Non a caso il verbo “choosing”, ovvero scegliere, selezionare, è ripetuto numerose volte nel documento. Rappresenta un compito importante a cui, soprattutto noi educatori, dobbiamo fare riferimento. Quali app installare? Quali app davvero utili per le attività richieste? Quali sono le operazioni da attivare nel nostro dispositivo per l’installazione? Cosa ci verrà chiesto dopo per attivare la nostra app?
Sono domande da cui non è possibile prescindere, soprattutto quando siamo tempestati da link, risorse web in cui il “linko quindi sono” sembra essere l’imperativo predominante anche nei gruppi e nelle Community di insegnanti.
Gli scenari didattici proposti implicano a monte un pensiero pedagogico, un’attività ben strutturata tenendo presente quello che il prof. Giuseppe Rossi, docente di Didattica alla facoltà di Scienze della Formazione di Macerata, nel suo Modello F-V-P (Finalità-Progettazione-Variabili) chiama “Vincoli di progetto”.
Ad esempio non posso forzare l’uso del BYOD “spinto” in classe se non ho un’infrastruttura di Rete ben solida, perché rischierei un clamoroso fallimento che provocherebbe un boomerang scatenando aspre critiche da parte di coloro che “abbiamo fatto sempre così e quindi non si cambia”.
Cerchiamo, quindi, di tranquillizzare tutti coloro che hanno alzato muri contro il BYOD in questi mesi.
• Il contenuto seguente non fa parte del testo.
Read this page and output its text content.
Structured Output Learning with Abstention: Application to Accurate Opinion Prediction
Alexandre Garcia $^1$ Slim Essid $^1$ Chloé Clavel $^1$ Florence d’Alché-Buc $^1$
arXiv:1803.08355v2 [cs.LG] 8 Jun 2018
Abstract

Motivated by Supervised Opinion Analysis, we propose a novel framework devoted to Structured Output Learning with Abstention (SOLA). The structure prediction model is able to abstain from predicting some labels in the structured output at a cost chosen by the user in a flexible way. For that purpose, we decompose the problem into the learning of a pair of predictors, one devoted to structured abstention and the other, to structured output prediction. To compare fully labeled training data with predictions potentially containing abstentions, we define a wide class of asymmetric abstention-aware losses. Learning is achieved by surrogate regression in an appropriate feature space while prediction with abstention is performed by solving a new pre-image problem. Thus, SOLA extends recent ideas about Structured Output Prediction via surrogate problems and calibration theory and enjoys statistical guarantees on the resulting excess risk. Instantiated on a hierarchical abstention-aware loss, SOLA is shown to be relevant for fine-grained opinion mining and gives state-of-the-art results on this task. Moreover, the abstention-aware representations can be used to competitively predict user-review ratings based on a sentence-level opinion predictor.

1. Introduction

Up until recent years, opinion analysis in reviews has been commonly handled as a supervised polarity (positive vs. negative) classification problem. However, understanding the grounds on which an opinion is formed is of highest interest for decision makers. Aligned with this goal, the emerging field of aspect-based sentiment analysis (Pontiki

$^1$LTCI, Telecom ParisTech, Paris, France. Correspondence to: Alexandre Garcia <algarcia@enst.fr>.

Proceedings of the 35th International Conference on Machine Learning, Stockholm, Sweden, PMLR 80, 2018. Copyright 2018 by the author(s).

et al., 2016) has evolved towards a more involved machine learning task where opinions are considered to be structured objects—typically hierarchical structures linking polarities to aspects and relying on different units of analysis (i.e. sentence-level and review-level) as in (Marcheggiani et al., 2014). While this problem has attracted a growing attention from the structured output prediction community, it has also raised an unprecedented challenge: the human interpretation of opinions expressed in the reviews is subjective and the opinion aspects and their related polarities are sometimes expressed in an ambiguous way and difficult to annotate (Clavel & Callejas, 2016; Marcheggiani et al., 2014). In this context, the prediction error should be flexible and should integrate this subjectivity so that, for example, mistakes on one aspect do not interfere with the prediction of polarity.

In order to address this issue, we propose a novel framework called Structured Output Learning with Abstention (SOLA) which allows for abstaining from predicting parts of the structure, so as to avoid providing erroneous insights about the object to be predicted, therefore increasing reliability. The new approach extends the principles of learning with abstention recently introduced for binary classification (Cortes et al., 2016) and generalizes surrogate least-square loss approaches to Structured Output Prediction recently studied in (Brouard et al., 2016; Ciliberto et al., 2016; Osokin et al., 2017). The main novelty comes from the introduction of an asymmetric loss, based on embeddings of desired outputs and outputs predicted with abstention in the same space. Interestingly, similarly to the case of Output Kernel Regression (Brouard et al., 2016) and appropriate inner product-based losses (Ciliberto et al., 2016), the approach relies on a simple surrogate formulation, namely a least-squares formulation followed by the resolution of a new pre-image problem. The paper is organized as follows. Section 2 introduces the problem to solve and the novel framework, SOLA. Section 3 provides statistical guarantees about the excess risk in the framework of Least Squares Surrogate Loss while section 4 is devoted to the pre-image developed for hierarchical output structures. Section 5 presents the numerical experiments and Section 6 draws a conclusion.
Chi sta percorrendo questo sentiero certamente non emula l’insegnante Filippo, interpretato dall’attore Alessandro Gassman nel celebre film “Beata Ignoranza” in cui sembra che improvvisazione ed eterna connessione facciano da padroni nella scuola che si manifesta come innovativa.
Diamo, invece, significatività e senso all’innovazione tenendo sempre presenti le tre C, Condivisione, Collaborazione e Consapevolezza insieme al Dirigente, prima di tutto, e poi con colleghi, famiglie e studenti.